Par Clément Djomangola
REPORTAGES
Au Bénin, la dégradation des terres agricoles est devenue un défi pressant pour la production nationale et les revenus des populations rurales. Près de 38 % du territoire national est aujourd’hui considéré comme dégradé, une situation critique qui aurait entraîné une baisse de moitié des rendements agricoles et exposé plus de 5 millions de personnes aux affres de la dégradation des sols.
Pour inverser cette tendance lourde, le gouvernement béninois, déploie le projet Food Systems . Ce programme d’envergure est doté d’un budget global de 20,77 millions de dollars.
Cibles et ambitions territoriales
Prévu pour s’étendre jusqu’en 2030, le projet ambitionne des résultats concrets :
- Restauration des sols : 20 000 hectares de terres dégradées réhabilités.
- Pratiques durables : Promotion d’une agriculture résiliente sur près de 115 000 hectares.
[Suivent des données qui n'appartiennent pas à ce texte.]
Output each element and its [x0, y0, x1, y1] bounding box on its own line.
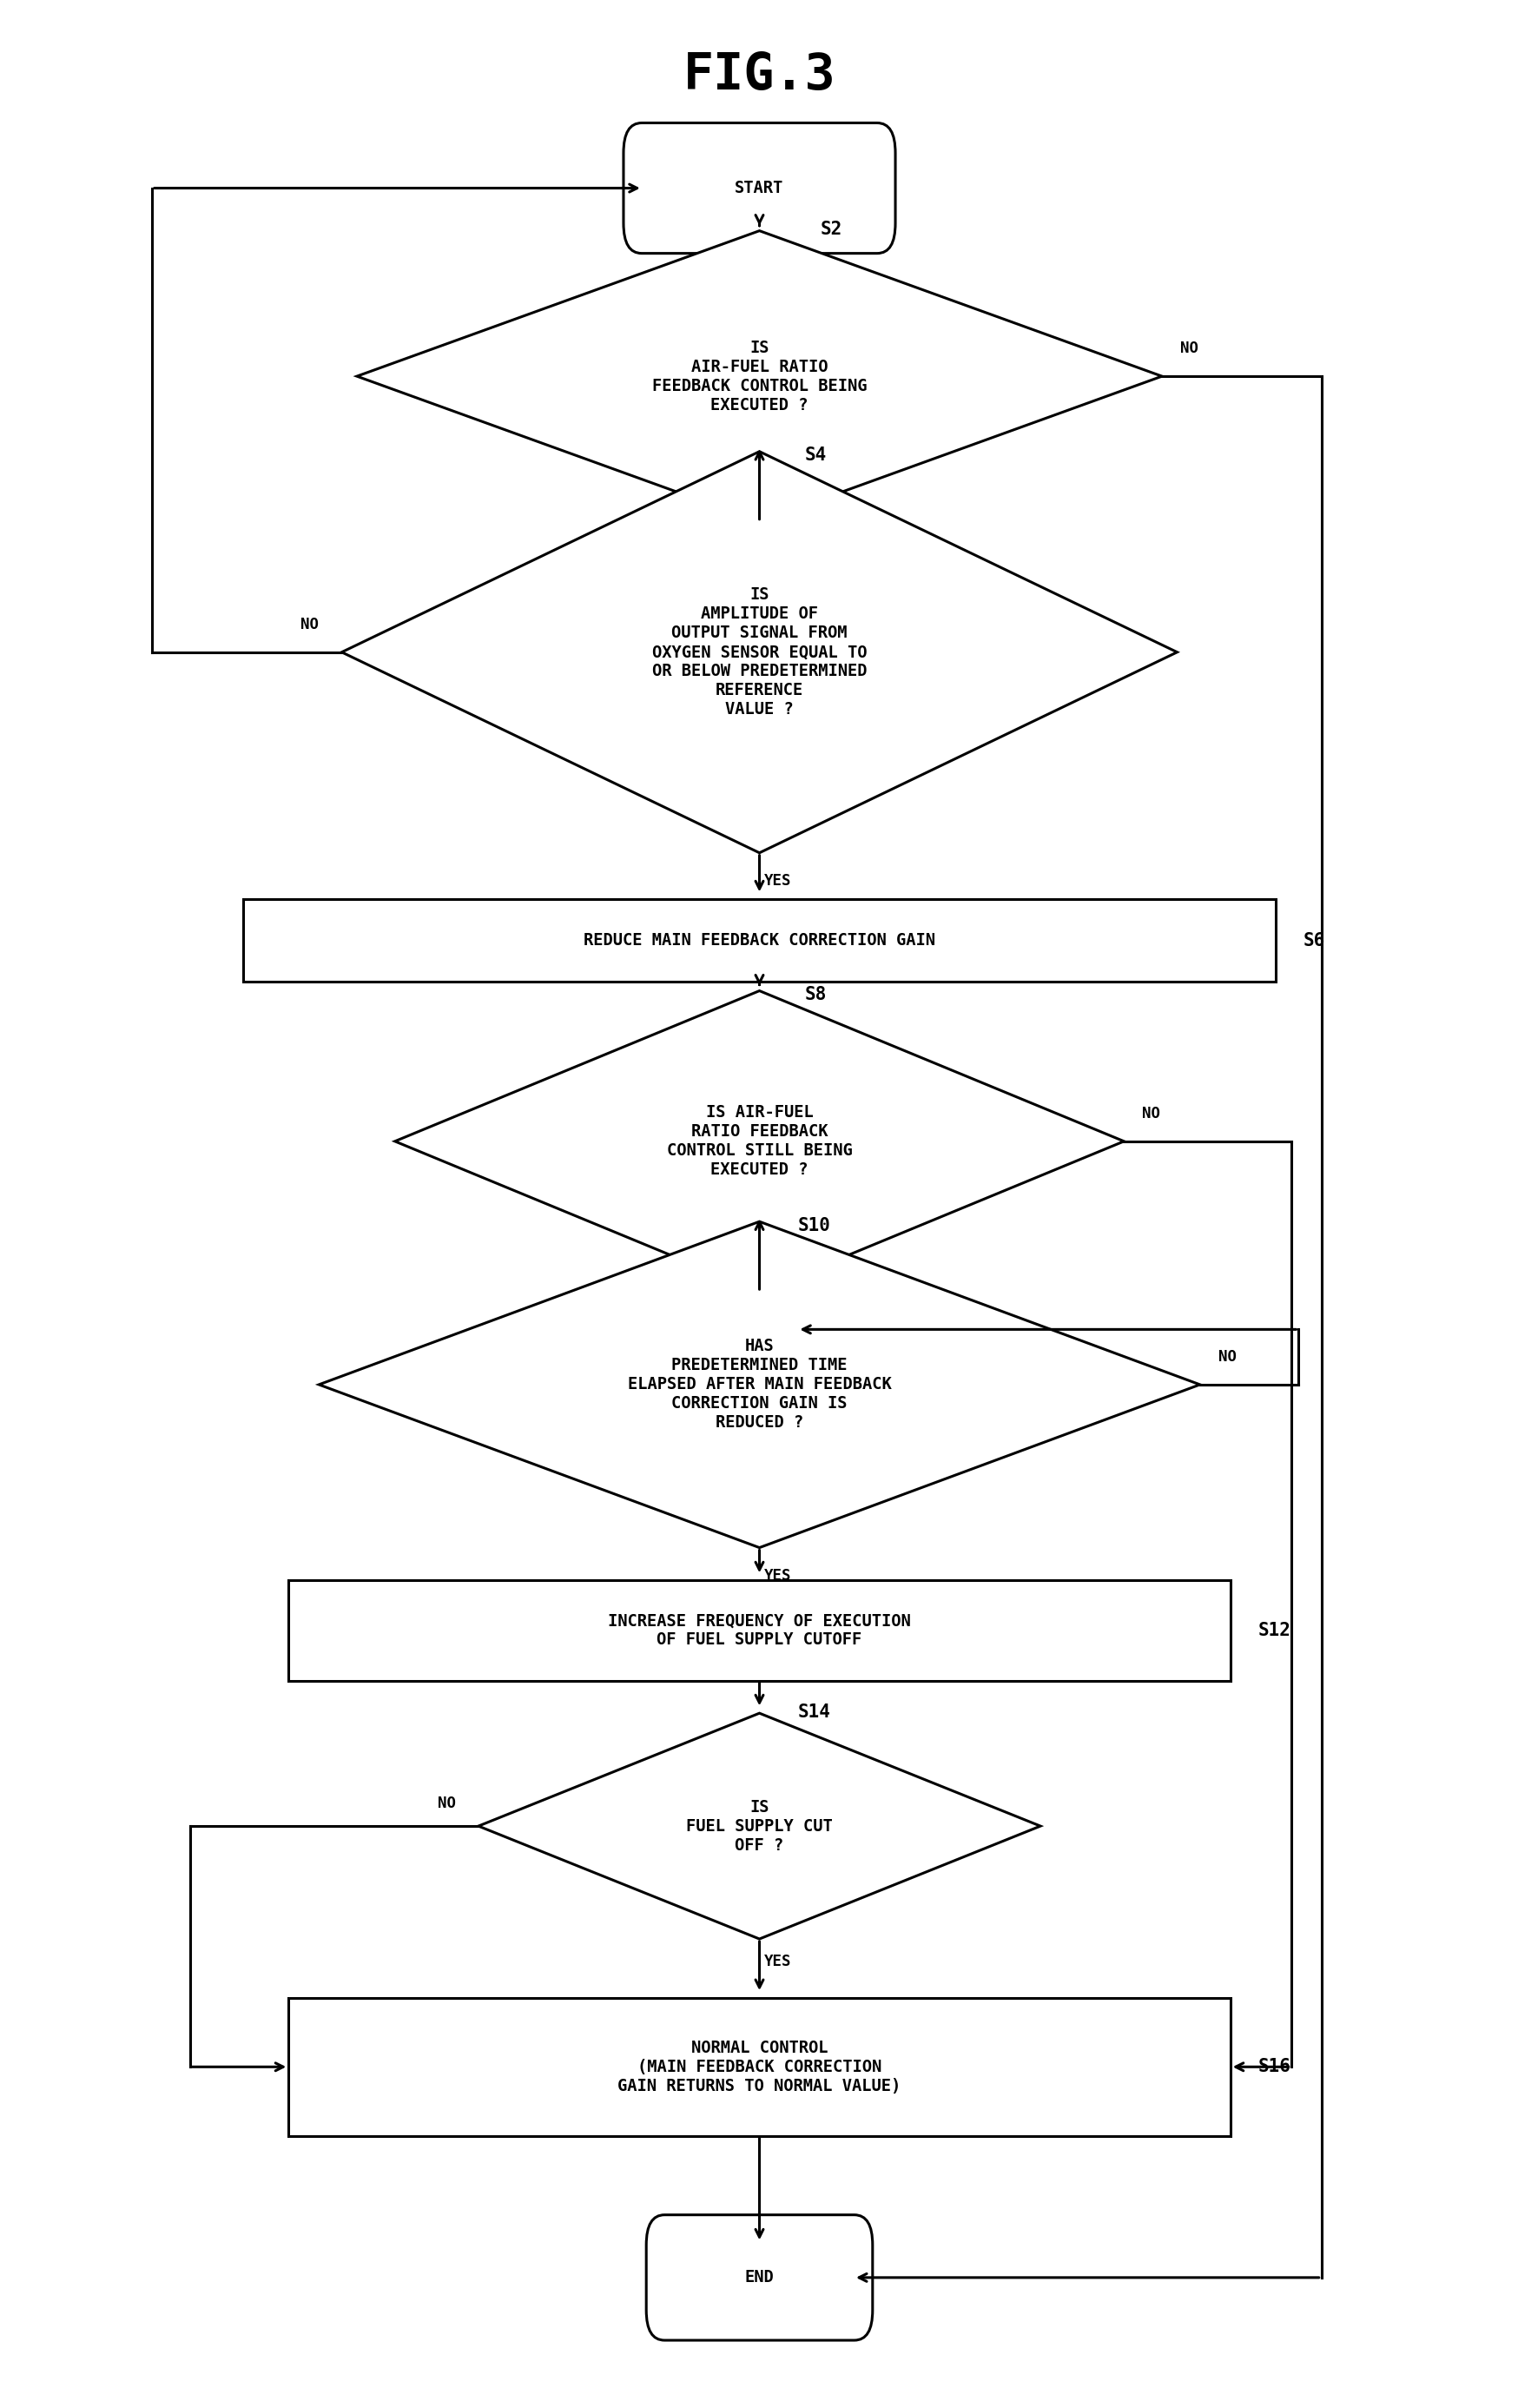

- Filières prioritaires : Un accent particulier mis sur le riz et le maïs, piliers essentiels de l’alimentation nationale.
- Impact humain : Quelque 36 000 producteurs directs concernés, pour un bénéfice élargi à plus de 350 000 personnes, notamment dans les communes de Karimama, Malanville, Glazoué, Kétou et Aguégués.
Un levier macroéconomique vital
Au-delà de l’impératif écologique, l’enjeu est éminemment économique. L’agriculture représente à elle seule environ 26 % du PIB béninois, 80 % des exportations et près de 70 % des emplois. Restaurer les sols apparaît donc comme une condition sine qua non pour accroître la productivité, stimuler les revenus et consolider durablement la sécurité alimentaire du pays.
À travers cette initiative stratégique, le Bénin entend rompre définitivement le cercle vicieux de la dégradation des terres, des faibles rendements et de la précarité rurale. La réussite de ce pari de souveraineté reposera toutefois sur la rigueur dans le choix des technologies de restauration et sur la mobilisation collective de tous les acteurs, des décideurs politiques aux producteurs de terrain, pour bâtir une agriculture moderne, résiliente et durable.